A police spokesman, inspector S Goshal, said the majority of the detentions were made overnight on Thursday in Malwani, a northeastern suburb of the city.
He said that none of them has been formally arrested or charged and that they were detained only for questioning to help with the investigations into Tuesday's co-ordinated bombings.
A N Roy, a police commissioner, said those arrested include known thugs, gangsters and troublemakers who might have information about the culprits.
The arrests came a day after the police chief of Maharashtra state, of which Mumbai is the capital, said investigators were looking into a possible link with Lashkar-e-Tayyaba, one of the several Kashmiri militant groups fighting for independence.

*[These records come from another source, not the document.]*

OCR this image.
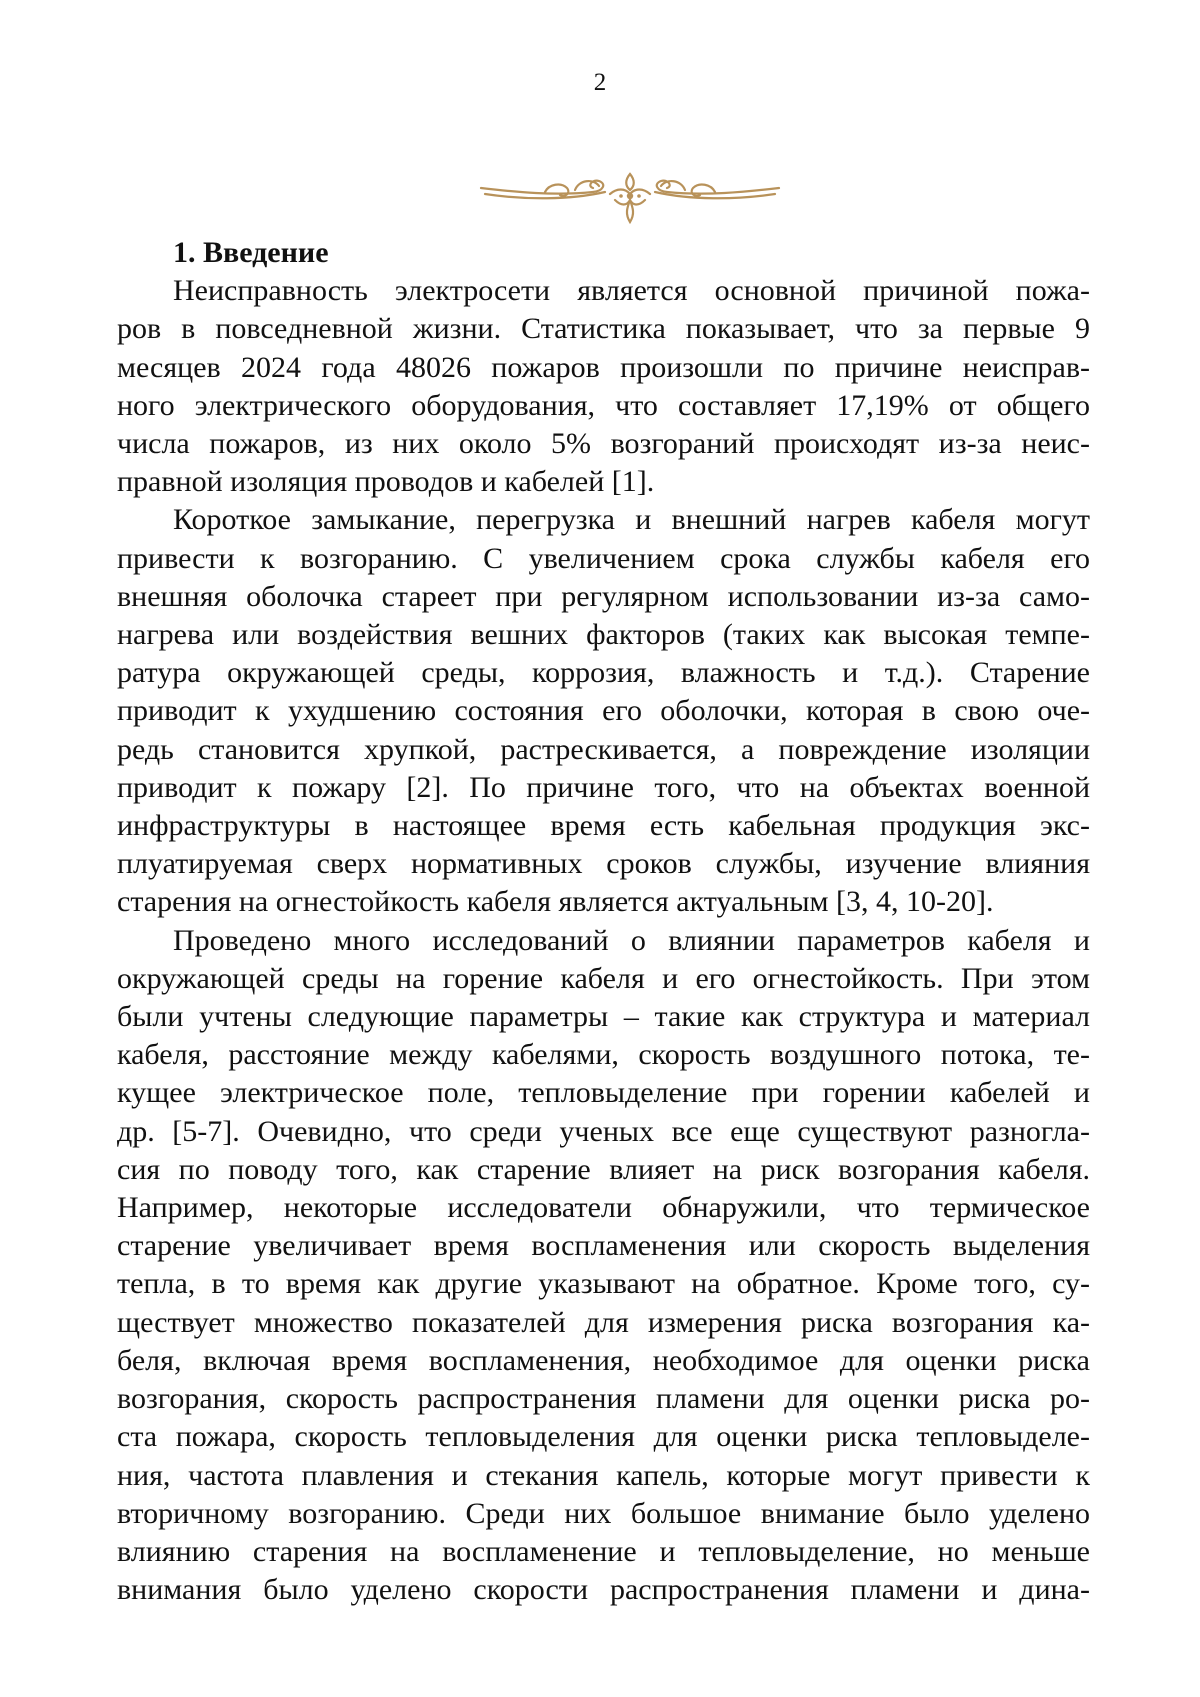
2
1. Введение
Неисправность электросети является основной причиной пожа-
ров в повседневной жизни. Статистика показывает, что за первые 9
месяцев 2024 года 48026 пожаров произошли по причине неисправ-
ного электрического оборудования, что составляет 17,19% от общего
числа пожаров, из них около 5% возгораний происходят из-за неис-
правной изоляция проводов и кабелей [1].
Короткое замыкание, перегрузка и внешний нагрев кабеля могут
привести к возгоранию. С увеличением срока службы кабеля его
внешняя оболочка стареет при регулярном использовании из-за само-
нагрева или воздействия вешних факторов (таких как высокая темпе-
ратура окружающей среды, коррозия, влажность и т.д.). Старение
приводит к ухудшению состояния его оболочки, которая в свою оче-
редь становится хрупкой, растрескивается, а повреждение изоляции
приводит к пожару [2]. По причине того, что на объектах военной
инфраструктуры в настоящее время есть кабельная продукция экс-
плуатируемая сверх нормативных сроков службы, изучение влияния
старения на огнестойкость кабеля является актуальным [3, 4, 10-20].
Проведено много исследований о влиянии параметров кабеля и
окружающей среды на горение кабеля и его огнестойкость. При этом
были учтены следующие параметры – такие как структура и материал
кабеля, расстояние между кабелями, скорость воздушного потока, те-
кущее электрическое поле, тепловыделение при горении кабелей и
др. [5-7]. Очевидно, что среди ученых все еще существуют разногла-
сия по поводу того, как старение влияет на риск возгорания кабеля.
Например, некоторые исследователи обнаружили, что термическое
старение увеличивает время воспламенения или скорость выделения
тепла, в то время как другие указывают на обратное. Кроме того, су-
ществует множество показателей для измерения риска возгорания ка-
беля, включая время воспламенения, необходимое для оценки риска
возгорания, скорость распространения пламени для оценки риска ро-
ста пожара, скорость тепловыделения для оценки риска тепловыделе-
ния, частота плавления и стекания капель, которые могут привести к
вторичному возгоранию. Среди них большое внимание было уделено
влиянию старения на воспламенение и тепловыделение, но меньше
внимания было уделено скорости распространения пламени и дина-
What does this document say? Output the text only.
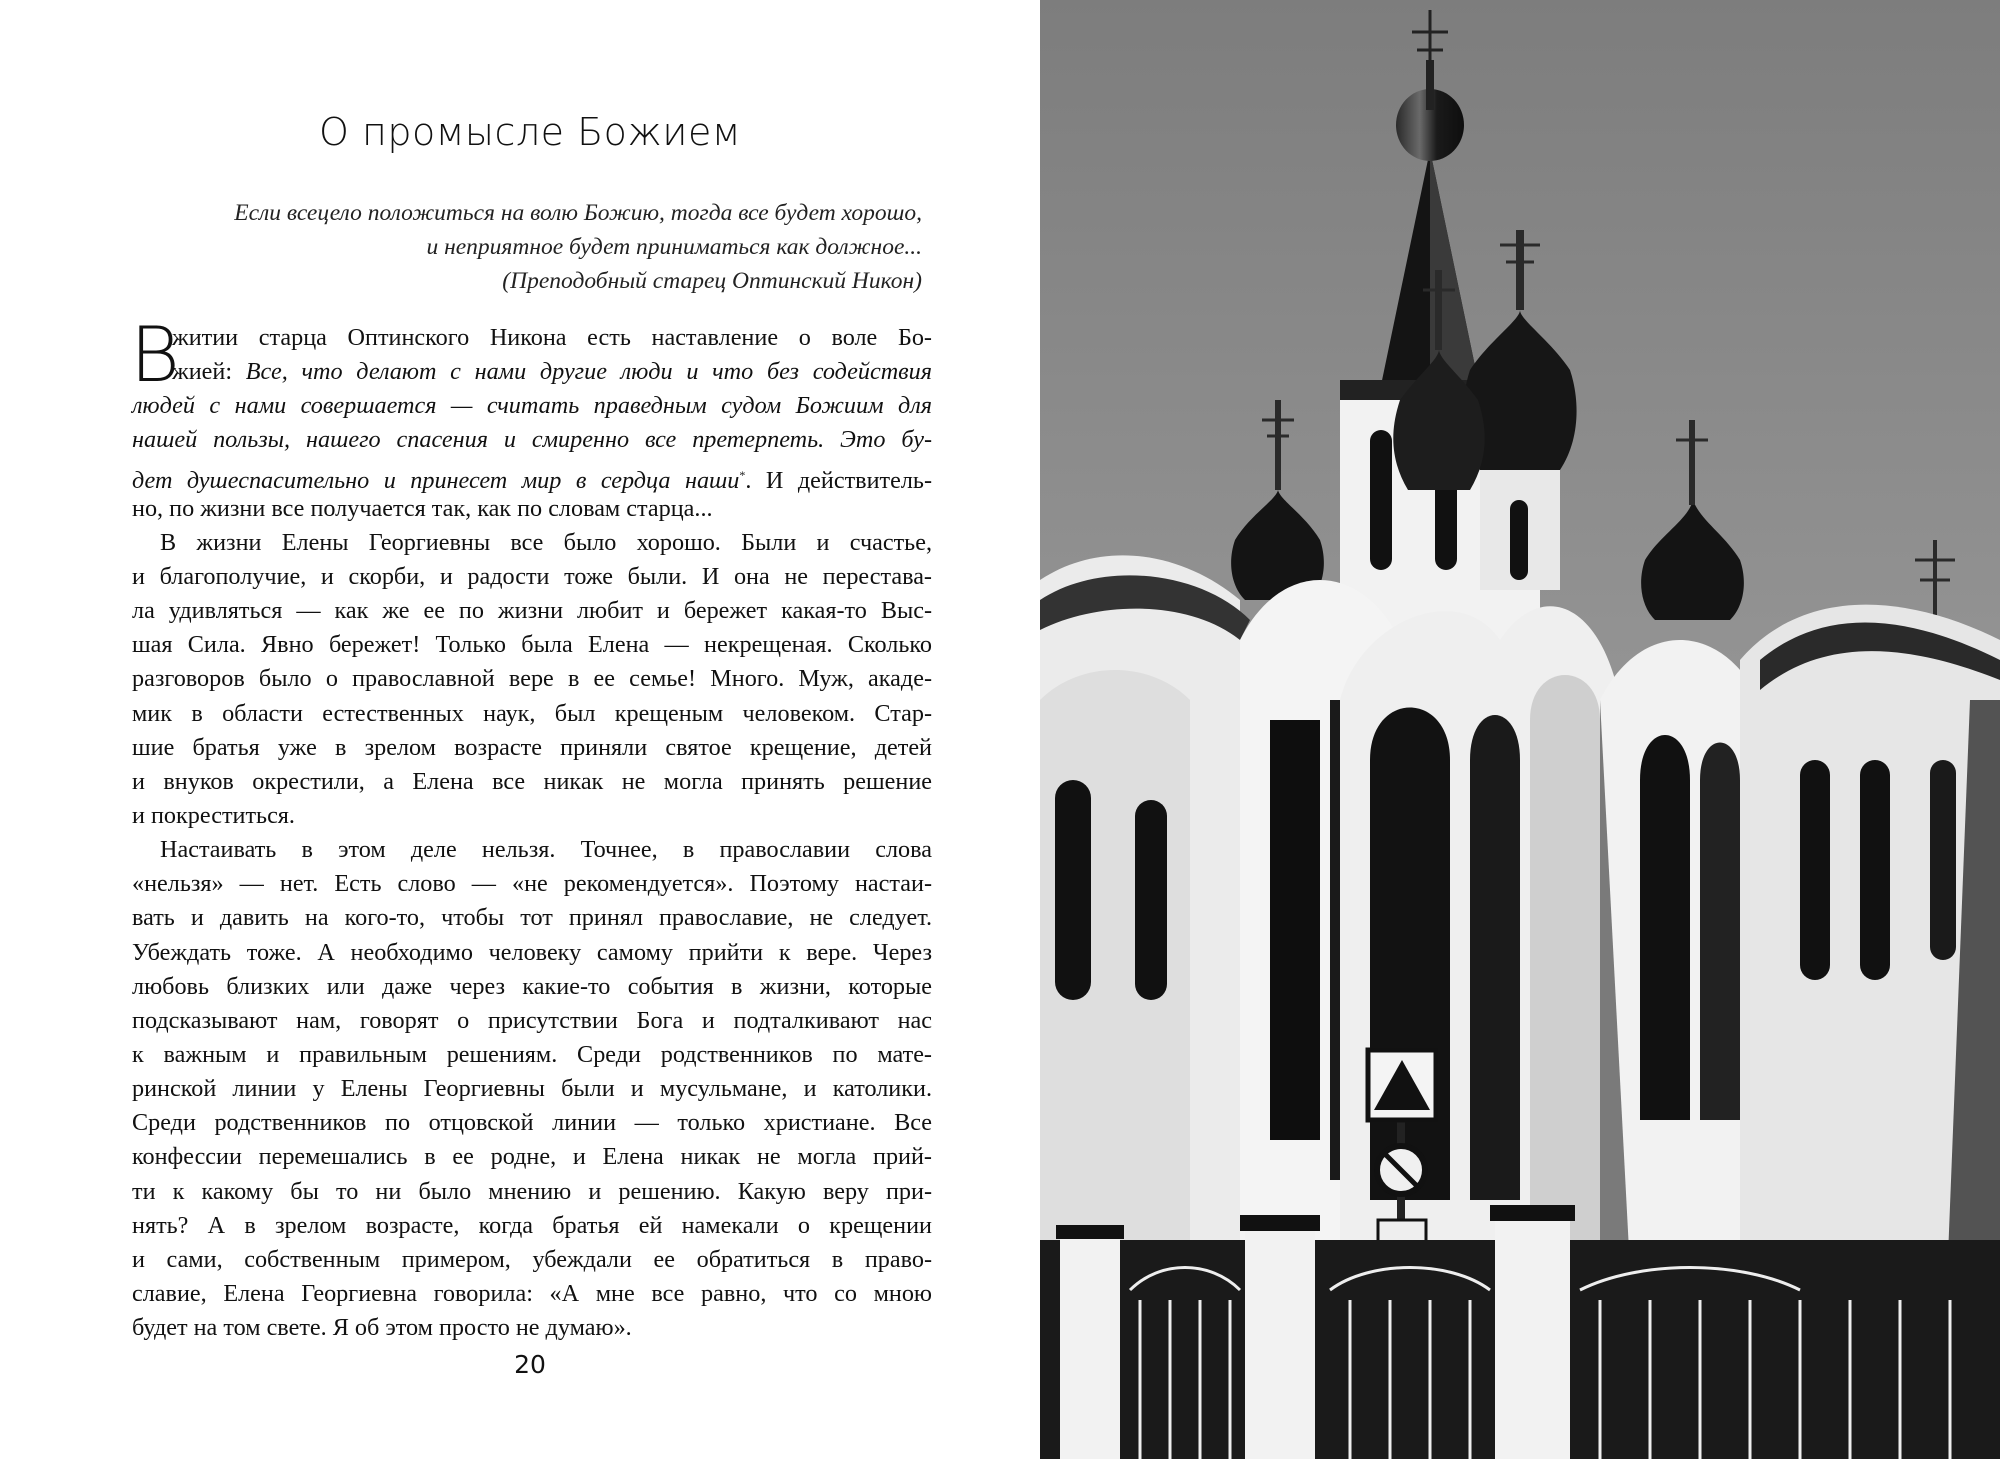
О промысле Божием
Если всецело положиться на волю Божию, тогда все будет хорошо,
и неприятное будет приниматься как должное...
(Преподобный старец Оптинский Никон)
В
житии старца Оптинского Никона есть наставление о воле Бо-
жией: Все, что делают с нами другие люди и что без содействия
людей с нами совершается — считать праведным судом Божиим для
нашей пользы, нашего спасения и смиренно все претерпеть. Это бу-
дет душеспасительно и принесет мир в сердца наши*. И действитель-
но, по жизни все получается так, как по словам старца...
В жизни Елены Георгиевны все было хорошо. Были и счастье,
и благополучие, и скорби, и радости тоже были. И она не перестава-
ла удивляться — как же ее по жизни любит и бережет какая-то Выс-
шая Сила. Явно бережет! Только была Елена — некрещеная. Сколько
разговоров было о православной вере в ее семье! Много. Муж, акаде-
мик в области естественных наук, был крещеным человеком. Стар-
шие братья уже в зрелом возрасте приняли святое крещение, детей
и внуков окрестили, а Елена все никак не могла принять решение
и покреститься.
Настаивать в этом деле нельзя. Точнее, в православии слова
«нельзя» — нет. Есть слово — «не рекомендуется». Поэтому настаи-
вать и давить на кого-то, чтобы тот принял православие, не следует.
Убеждать тоже. А необходимо человеку самому прийти к вере. Через
любовь близких или даже через какие-то события в жизни, которые
подсказывают нам, говорят о присутствии Бога и подталкивают нас
к важным и правильным решениям. Среди родственников по мате-
ринской линии у Елены Георгиевны были и мусульмане, и католики.
Среди родственников по отцовской линии — только христиане. Все
конфессии перемешались в ее родне, и Елена никак не могла прий-
ти к какому бы то ни было мнению и решению. Какую веру при-
нять? А в зрелом возрасте, когда братья ей намекали о крещении
и сами, собственным примером, убеждали ее обратиться в право-
славие, Елена Георгиевна говорила: «А мне все равно, что со мною
будет на том свете. Я об этом просто не думаю».
20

Also on Thursday the Indian prime minister, Manmohan Singh, and his government said they were committed to wiping out terrorism.
A cabinet statement said: "Nothing will deter us from our firm policy to fight this menace till it is wiped out. We are determined to apprehend and bring to justice all those responsible for the evil acts in Mumbai."
Singh was to visit Bombay on Friday for an assessment of the investigations into the bomb blasts.
Business as usual
Meanwhile, Mumbai’s commuters were back jamming onto trains as usual on Thursday.
Trains were crowded as normal on
In a city of 16 million, Mumbai's suburban railway is crowded around the clock, with each nine-car train often carrying three times the official 5,000 passenger capacity during peak hours.
Some people stayed away from work the day after the blasts, but the trains were busy on Thursday, although with a sense of unease as many checked under their seats and kept an eye on luggage.
Mumbai's authorities are considering installing metal detectors and closed circuit television at all railway stations.